The Digital Transformation Agency has shut down the federal government’s Digital Marketplace in preparation for its merger with the BuyICT procurement platform.
Access to the standalone SME-focused buying portal was closed off on Tuesday, with accounts and data to "migrate and merge" to the DTA's BuyICT over the coming days.
The marketplace will become part of the DTA’s BuyICT – an umbrella platform that brings together all of the government's ICT procurement schemes – next Monday.
“We are in the middle of moving your Digital Marketplace account and data over to BuyICT,” a notice on the website states.
The DTA revealed plans to merge the marketplace with BuyICT in March, a move it said would “benefit users” by requiring only a single log-in to access multiple procurements.
A range of “enhancements and new features” on BuyICT will follow the merger, including request for quote opportunities closing early if all sellers have responded.

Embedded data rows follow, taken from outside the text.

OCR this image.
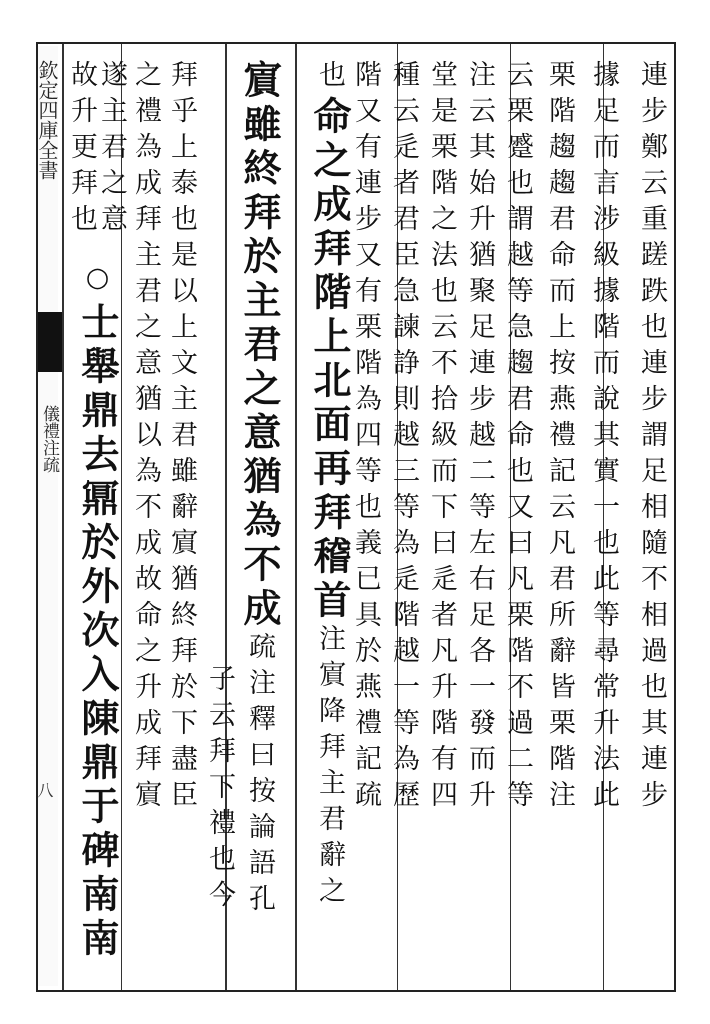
欽定四庫全書
儀禮注疏
八	連步鄭云重蹉跌也連步謂足相隨不相過也其連步
據足而言涉級據階而說其實一也此等尋常升法此
栗階趨趨君命而上按燕禮記云凡君所辭皆栗階注
云栗蹙也謂越等急趨君命也又曰凡栗階不過二等
注云其始升猶聚足連步越二等左右足各一發而升
堂是栗階之法也云不拾級而下曰辵者凡升階有四
種云辵者君臣急諫諍則越三等為辵階越一等為歷
階又有連步又有栗階為四等也義已具於燕禮記疏
也命之成拜階上北面再拜稽首注賔降拜主君辭之
賔雖終拜於主君之意猶為不成疏注釋曰按論語孔
子云拜下禮也今
拜乎上泰也是以上文主君雖辭賔猶終拜於下盡臣
之禮為成拜主君之意猶以為不成故命之升成拜賔
遂主君之意
故升更拜也
○士舉鼎去鼏於外次入陳鼎于碑南南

Other changes will align the platform more closely with traditional tendering portal by renaming ‘ask the market’ as ‘request for information’.
“We made these changes in response to extensive user research and testing, as part of the government’s commitment to making digital sourcing simple, fast and compliant,” the DTA said.
Born from a digital specialists panel, the Digital Marketplace was established in 2016 to make it easier for SMEs to win government work as part of the Turnbull government’s innovation agenda.
But while the platform has improved speed to market and increased accessibility for SMEs to some extent, the share of contracts awarded to SMEs through the marketplace has been falling.
In August 2020, the share of contracts awarded to SMEs sat at around 70 percent, whereas it currently sits at only 61 percent.
Around $7.25 billion in contracts have been facilitated through the Digital Marketplace since August 2016 – $450 million more than in December 2021, and almost $1 billion more than in October 2021.
As reported by iTnews, more than $3 billion was spent through the Digital Marketplace in the space of nine months last year, climbing from $3.4 billion in March 2021 to $6.8 billion in December 2021.
ICT labor hire accounts for 73 percent of contracts through the marketplace, according to the latest insights report for February 2022.
The incoming Labor government has pledged to reduce spending on private external labour by $3 billion over four years, with $500 million to be reinvested in the Australian Public Service.